Комната в консерваторском общежитии на Малой Грузинской у нас была 280-я. И было нас двое: Настя-теоретик на первом курсе, а я на четвёртом. Настя - чудесная, разумная, искренняя и очень талантливая. Мы приятельствовали ещё с "Мерзляковки".
Общагу я недолюбливала, но с Настей (также наукоградской подмосковницей) дело пошло в разы лучше. Кроме всего прочего, нас объединяло распределение к одному профессору по "общему" фортепиано. Елена Вильгельмовна (кто причастен, имя реальное), ученица Нейгауза, была исполнена достоинства, удивительно тонка и роскошно эмоциональна всегда.
Приближался день её рождения, и я подбила Настю на коллективный презент кулинарного свойства. Вот серьёзно: даже не знаю, отчего. Мой скептицизм по отношению к быту уже и в 2001 году был достаточно крепок. Но факт остаётся фактом! Имел место душевный порыв.
И была я, разумеется, тот ещё кондитер. Жизнь не сподвигла, да и потребности творить на кухне в досемейные времена у меня не случалось. Справедливости ради - отмечу: по большому счёту, не случилось и впоследствии.
Но... рецепт я, в том самом ноябре, таки выискала, ингредиенты закупила, одну из кухонь на этаже оккупировала, Настю подключила - на добровольной основе. И стряпали мы некий продукт; купили в хозмаге блюдо, на коем и разместили. Наутро потащили в консерваторию. Как-то так...
Коржи частично не пропеклись, частично пересохли и потеряли форму. Крем за ночь нелепейшим образом впитался: товарный вид изделия был заведомо утрачен. Но отступать нам, воинственно шагающим через Садовое, было решительно некуда. Мой урок предстоял в девять утра, Настин - в десять. Занимались мы обе на совесть.
***
Елена Вильгельмовна была смущена и глубоко тронута. Сладкий экспромт она потом неоднократно вспоминала в разных беседах.
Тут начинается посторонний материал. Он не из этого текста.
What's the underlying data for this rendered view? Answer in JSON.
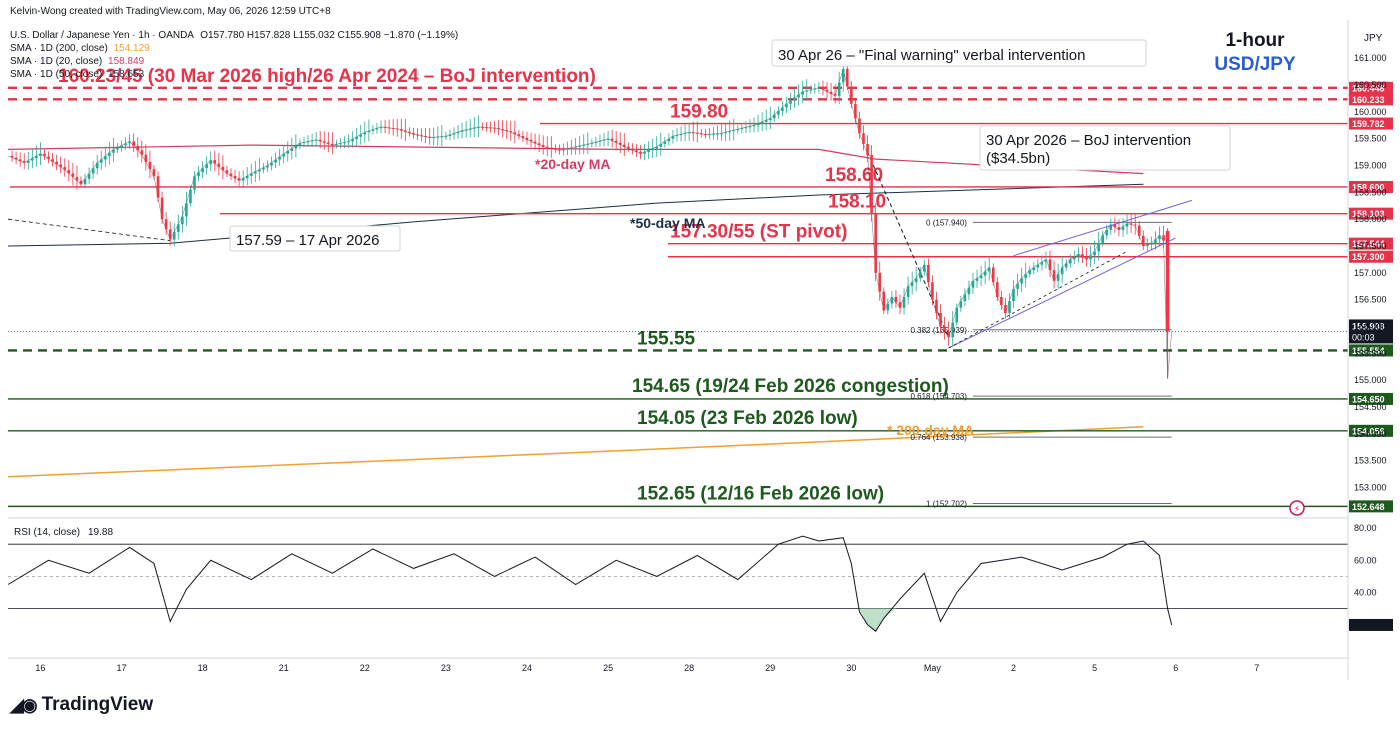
{
  "header": {
    "author_line": "Kelvin-Wong created with TradingView.com, May 06, 2026 12:59 UTC+8",
    "symbol": "U.S. Dollar / Japanese Yen · 1h · OANDA",
    "ohlc": "O157.780 H157.828 L155.032 C155.908 −1.870 (−1.19%)",
    "sma200_label": "SMA · 1D (200, close)",
    "sma200_value": "154.129",
    "sma20_label": "SMA · 1D (20, close)",
    "sma20_value": "158.849",
    "sma50_label": "SMA · 1D (50, close)",
    "sma50_value": "158.653",
    "timeframe": "1-hour",
    "pair": "USD/JPY",
    "currency": "JPY",
    "rsi_label": "RSI (14, close)",
    "rsi_value": "19.88",
    "logo_text": "TradingView"
  },
  "colors": {
    "up": "#22ab94",
    "down": "#f23645",
    "resistance": "#e4334a",
    "support": "#1e5a1e",
    "sma200": "#f0a030",
    "sma20": "#d23c64",
    "sma50": "#1a2e44",
    "channel": "#7b5fd6",
    "price_badge": "#131722"
  },
  "chart_data": [
    {
      "type": "candlestick",
      "title": "",
      "y_axis_ticks": [
        "161.000",
        "160.500",
        "160.000",
        "159.500",
        "159.000",
        "158.500",
        "158.000",
        "157.500",
        "157.000",
        "156.500",
        "156.000",
        "155.500",
        "155.000",
        "154.500",
        "154.000",
        "153.500",
        "153.000"
      ],
      "x_axis_ticks": [
        "16",
        "17",
        "18",
        "21",
        "22",
        "23",
        "24",
        "25",
        "28",
        "29",
        "30",
        "May",
        "2",
        "5",
        "6",
        "7"
      ],
      "ylim": [
        152.45,
        161.6
      ],
      "close_path": [
        {
          "x": 0,
          "y": 159.18
        },
        {
          "x": 4,
          "y": 159.05
        },
        {
          "x": 8,
          "y": 159.22
        },
        {
          "x": 14,
          "y": 158.92
        },
        {
          "x": 18,
          "y": 158.65
        },
        {
          "x": 22,
          "y": 159.05
        },
        {
          "x": 26,
          "y": 159.3
        },
        {
          "x": 30,
          "y": 159.45
        },
        {
          "x": 33,
          "y": 159.2
        },
        {
          "x": 36,
          "y": 158.8
        },
        {
          "x": 38,
          "y": 158.0
        },
        {
          "x": 40,
          "y": 157.62
        },
        {
          "x": 43,
          "y": 158.05
        },
        {
          "x": 46,
          "y": 158.8
        },
        {
          "x": 50,
          "y": 159.1
        },
        {
          "x": 54,
          "y": 158.85
        },
        {
          "x": 57,
          "y": 158.72
        },
        {
          "x": 60,
          "y": 158.85
        },
        {
          "x": 64,
          "y": 159.0
        },
        {
          "x": 68,
          "y": 159.22
        },
        {
          "x": 72,
          "y": 159.42
        },
        {
          "x": 76,
          "y": 159.48
        },
        {
          "x": 80,
          "y": 159.38
        },
        {
          "x": 84,
          "y": 159.45
        },
        {
          "x": 88,
          "y": 159.62
        },
        {
          "x": 92,
          "y": 159.72
        },
        {
          "x": 96,
          "y": 159.68
        },
        {
          "x": 100,
          "y": 159.58
        },
        {
          "x": 104,
          "y": 159.52
        },
        {
          "x": 108,
          "y": 159.55
        },
        {
          "x": 112,
          "y": 159.65
        },
        {
          "x": 116,
          "y": 159.72
        },
        {
          "x": 120,
          "y": 159.7
        },
        {
          "x": 124,
          "y": 159.62
        },
        {
          "x": 128,
          "y": 159.48
        },
        {
          "x": 132,
          "y": 159.35
        },
        {
          "x": 136,
          "y": 159.28
        },
        {
          "x": 140,
          "y": 159.35
        },
        {
          "x": 144,
          "y": 159.42
        },
        {
          "x": 148,
          "y": 159.5
        },
        {
          "x": 152,
          "y": 159.35
        },
        {
          "x": 156,
          "y": 159.22
        },
        {
          "x": 160,
          "y": 159.35
        },
        {
          "x": 164,
          "y": 159.55
        },
        {
          "x": 168,
          "y": 159.62
        },
        {
          "x": 172,
          "y": 159.58
        },
        {
          "x": 176,
          "y": 159.6
        },
        {
          "x": 180,
          "y": 159.68
        },
        {
          "x": 184,
          "y": 159.75
        },
        {
          "x": 188,
          "y": 159.88
        },
        {
          "x": 192,
          "y": 160.15
        },
        {
          "x": 196,
          "y": 160.38
        },
        {
          "x": 200,
          "y": 160.45
        },
        {
          "x": 204,
          "y": 160.3
        },
        {
          "x": 206,
          "y": 160.8
        },
        {
          "x": 208,
          "y": 160.15
        },
        {
          "x": 210,
          "y": 159.6
        },
        {
          "x": 212,
          "y": 159.2
        },
        {
          "x": 214,
          "y": 157.0
        },
        {
          "x": 216,
          "y": 156.3
        },
        {
          "x": 218,
          "y": 156.55
        },
        {
          "x": 220,
          "y": 156.35
        },
        {
          "x": 222,
          "y": 156.75
        },
        {
          "x": 224,
          "y": 156.9
        },
        {
          "x": 226,
          "y": 157.15
        },
        {
          "x": 228,
          "y": 156.5
        },
        {
          "x": 230,
          "y": 156.0
        },
        {
          "x": 232,
          "y": 155.8
        },
        {
          "x": 234,
          "y": 156.35
        },
        {
          "x": 236,
          "y": 156.6
        },
        {
          "x": 238,
          "y": 156.85
        },
        {
          "x": 240,
          "y": 156.95
        },
        {
          "x": 242,
          "y": 157.1
        },
        {
          "x": 244,
          "y": 156.55
        },
        {
          "x": 246,
          "y": 156.25
        },
        {
          "x": 248,
          "y": 156.7
        },
        {
          "x": 250,
          "y": 156.9
        },
        {
          "x": 252,
          "y": 157.05
        },
        {
          "x": 254,
          "y": 157.15
        },
        {
          "x": 256,
          "y": 157.25
        },
        {
          "x": 258,
          "y": 156.85
        },
        {
          "x": 260,
          "y": 157.1
        },
        {
          "x": 262,
          "y": 157.25
        },
        {
          "x": 264,
          "y": 157.35
        },
        {
          "x": 266,
          "y": 157.25
        },
        {
          "x": 268,
          "y": 157.4
        },
        {
          "x": 270,
          "y": 157.7
        },
        {
          "x": 272,
          "y": 157.9
        },
        {
          "x": 274,
          "y": 157.8
        },
        {
          "x": 276,
          "y": 157.92
        },
        {
          "x": 278,
          "y": 157.88
        },
        {
          "x": 280,
          "y": 157.5
        },
        {
          "x": 282,
          "y": 157.55
        },
        {
          "x": 284,
          "y": 157.7
        },
        {
          "x": 285,
          "y": 157.6
        },
        {
          "x": 286,
          "y": 155.03
        },
        {
          "x": 287,
          "y": 155.908
        }
      ],
      "sma20_path": [
        {
          "x": 0,
          "y": 159.3
        },
        {
          "x": 60,
          "y": 159.38
        },
        {
          "x": 150,
          "y": 159.3
        },
        {
          "x": 200,
          "y": 159.3
        },
        {
          "x": 214,
          "y": 159.12
        },
        {
          "x": 280,
          "y": 158.85
        }
      ],
      "sma50_path": [
        {
          "x": 0,
          "y": 157.5
        },
        {
          "x": 40,
          "y": 157.55
        },
        {
          "x": 100,
          "y": 157.95
        },
        {
          "x": 160,
          "y": 158.3
        },
        {
          "x": 200,
          "y": 158.45
        },
        {
          "x": 280,
          "y": 158.65
        }
      ],
      "sma200_path": [
        {
          "x": 0,
          "y": 153.2
        },
        {
          "x": 140,
          "y": 153.65
        },
        {
          "x": 200,
          "y": 153.85
        },
        {
          "x": 280,
          "y": 154.13
        }
      ],
      "levels": [
        {
          "value": 160.448,
          "label": "160.23/45 (30 Mar 2026 high/26 Apr 2024 – BoJ intervention)",
          "axis_label": "160.448",
          "color": "resistance",
          "style": "dashed"
        },
        {
          "value": 160.233,
          "label": "",
          "axis_label": "160.233",
          "color": "resistance",
          "style": "dashed"
        },
        {
          "value": 159.782,
          "label": "159.80",
          "axis_label": "159.782",
          "color": "resistance",
          "style": "solid"
        },
        {
          "value": 158.6,
          "label": "158.60",
          "axis_label": "158.600",
          "color": "resistance",
          "style": "solid"
        },
        {
          "value": 158.103,
          "label": "158.10",
          "axis_label": "158.103",
          "color": "resistance",
          "style": "solid"
        },
        {
          "value": 157.544,
          "label": "157.30/55 (ST pivot)",
          "axis_label": "157.544",
          "color": "resistance",
          "style": "solid"
        },
        {
          "value": 157.3,
          "label": "",
          "axis_label": "157.300",
          "color": "resistance",
          "style": "solid"
        },
        {
          "value": 155.554,
          "label": "155.55",
          "axis_label": "155.554",
          "color": "support",
          "style": "dashed"
        },
        {
          "value": 154.65,
          "label": "154.65 (19/24 Feb 2026 congestion)",
          "axis_label": "154.650",
          "color": "support",
          "style": "solid"
        },
        {
          "value": 154.056,
          "label": "154.05 (23 Feb 2026 low)",
          "axis_label": "154.056",
          "color": "support",
          "style": "solid"
        },
        {
          "value": 152.648,
          "label": "152.65 (12/16 Feb 2026 low)",
          "axis_label": "152.648",
          "color": "support",
          "style": "solid"
        }
      ],
      "fib_levels": [
        {
          "ratio": "0",
          "value": 157.94,
          "label": "0 (157.940)"
        },
        {
          "ratio": "0.382",
          "value": 155.939,
          "label": "0.382 (155.939)"
        },
        {
          "ratio": "0.618",
          "value": 154.703,
          "label": "0.618 (154.703)"
        },
        {
          "ratio": "0.764",
          "value": 153.938,
          "label": "0.764 (153.938)"
        },
        {
          "ratio": "1",
          "value": 152.702,
          "label": "1 (152.702)"
        }
      ],
      "current_price": "155.908",
      "countdown": "00:03",
      "annotations": [
        {
          "text": "30 Apr 26 – \"Final warning\" verbal intervention",
          "boxed": true
        },
        {
          "text": "30 Apr 2026 – BoJ intervention",
          "boxed": true
        },
        {
          "text": "($34.5bn)",
          "boxed": true
        },
        {
          "text": "157.59 – 17 Apr 2026",
          "boxed": true
        },
        {
          "text": "*20-day MA",
          "boxed": false
        },
        {
          "text": "*50-day MA",
          "boxed": false
        },
        {
          "text": "* 200-day MA",
          "boxed": false
        }
      ]
    },
    {
      "type": "line",
      "title": "RSI (14, close)",
      "y_axis_ticks": [
        "80.00",
        "60.00",
        "40.00",
        "20.00"
      ],
      "ylim": [
        0,
        85
      ],
      "reference_lines": [
        70,
        50,
        30
      ],
      "x": [
        0,
        10,
        20,
        30,
        36,
        40,
        44,
        50,
        60,
        70,
        80,
        90,
        100,
        110,
        120,
        130,
        140,
        150,
        160,
        170,
        180,
        190,
        196,
        200,
        206,
        208,
        210,
        212,
        214,
        216,
        220,
        226,
        230,
        234,
        240,
        250,
        260,
        270,
        276,
        280,
        284,
        286,
        287
      ],
      "values": [
        45,
        60,
        52,
        68,
        58,
        22,
        42,
        60,
        48,
        64,
        52,
        67,
        55,
        64,
        50,
        62,
        45,
        60,
        50,
        63,
        48,
        70,
        75,
        72,
        74,
        58,
        28,
        20,
        16,
        24,
        36,
        52,
        22,
        40,
        58,
        62,
        54,
        62,
        70,
        72,
        63,
        30,
        19.88
      ]
    }
  ]
}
Ну, что ли, как пример настоящего, неподдельного тепла студенческой души...
Профессора не стало спустя год с небольшим, через несколько дней после моего дипломного экзамена в девятом семестре. Инфаркт.
На поминках я говорила и снова говорила, кого-то провожала, развозила, организовывала... Что-то пела народное - не ведаю, зачем. Попросили. Всё в тумане.
Опрокидывала в себя одну за одной стопки водки - свою, Настину, Серёжину. Неудобно было отказаться.
С тех пор прошло без малого двадцать лет. Мне до сих пор стыдно за тот убогий тортик.
Щемящая грусть, думы о собственной криворукости - и лучистые глаза Елены Вильгельмовны, довольной моим исполнением Фуги Сидельникова.
Тяжко. Но светло.
В том числе и так... познаётся величие.